Doubling down on a goal to get more oily, Denver-based QEP Resources said last week it plans to become a Permian Basin pure-play by divesting its assets in the Williston Basin and Haynesville Shale.

On a quarterly conference call last Thursday, CEO Chuck Stanley said 2017 results proved “significant,” with refracturing successes in the Williston and Haynesville, and “great progress” in the Permian toward the end of the year.

With its board’s approval, QEP has set sail on strategic and financial initiatives that call for selling Williston and Uinta basin assets with data rooms for the transactions to open in late March or early April, followed by selling the rest of the company’s assets not in the Permian, including the Haynesville/Cotton Valley portfolio later this year.

The sales are part of “a deliberate path” that QEP has followed for years to increase its oil production, Stanley said.

He estimated a five-month span for completing the asset sales. Last year QEP sold its Pinedale Anticline assets. Using a same scenario, Haynesville could be sold by year-end or early next year, he said.

Liquids production was about half of QEP’s output last year, compared with 15% six years earlier, Stanley said. Because the stock price remains undervalued, the sales are aimed to address that as the company gathers steam in the Permian. It also has slashed costs and is making financial improvements to manage debt.

As part of the new strategy, the board authorized a $1.25 billion stock repurchase and a $1.075 billion capital expenditure program for 2018.

QEP now holds 44,000 net acres in the core of the Permian’s northern Midland sub-basin.

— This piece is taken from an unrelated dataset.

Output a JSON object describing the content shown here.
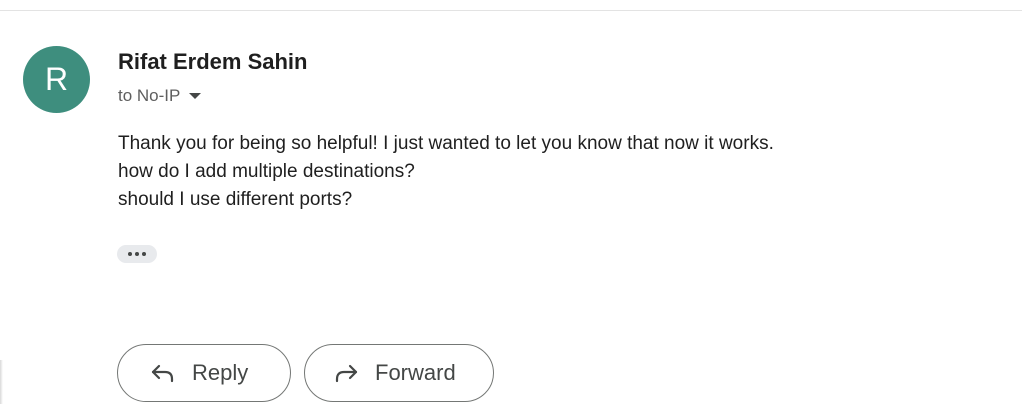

The assets produced 8.2 million boe net last year, with year-end estimated total proved reserves of 272.7 million boe, Stanley said.

He described the drivers behind the new approach as a desire to “simplify and streamline” operations, “concentrating our attention and efforts on our core Permian Basin assets where we believe we can deliver consistent production growth, while reducing drilling and completion costs.”

In narrowing its focus to the Permian, Stanley said the current mix of five or six rigs operating may be changed, but for the near term that is how QEP sees its rig deployment. “Our base case assumption is that we run five or six rigs.”

QEP is deploying more widely a “tank-style” development program that involves the use of barriers between hydraulic fracturing (fracking) crews and producing wells and between the individual frack crews.

“The idea is to minimize or eliminate frack interference either with producing wells or fracking into actual drilling wells,” Stanley said.

QEP tank wells are performing better than other wells, the CEO said. He said ultimately higher recovery rates are expected from the tank wells.

For 4Q2017, QEP reported net income of $150.3 million (62 cents/share), compared with a year-ago net loss of $133.3 million (minus 56 cents). For the full year 2017, net income was $269.3 million ($1.12/share), versus a 2016 net loss of $1.24 billion (minus $5.62).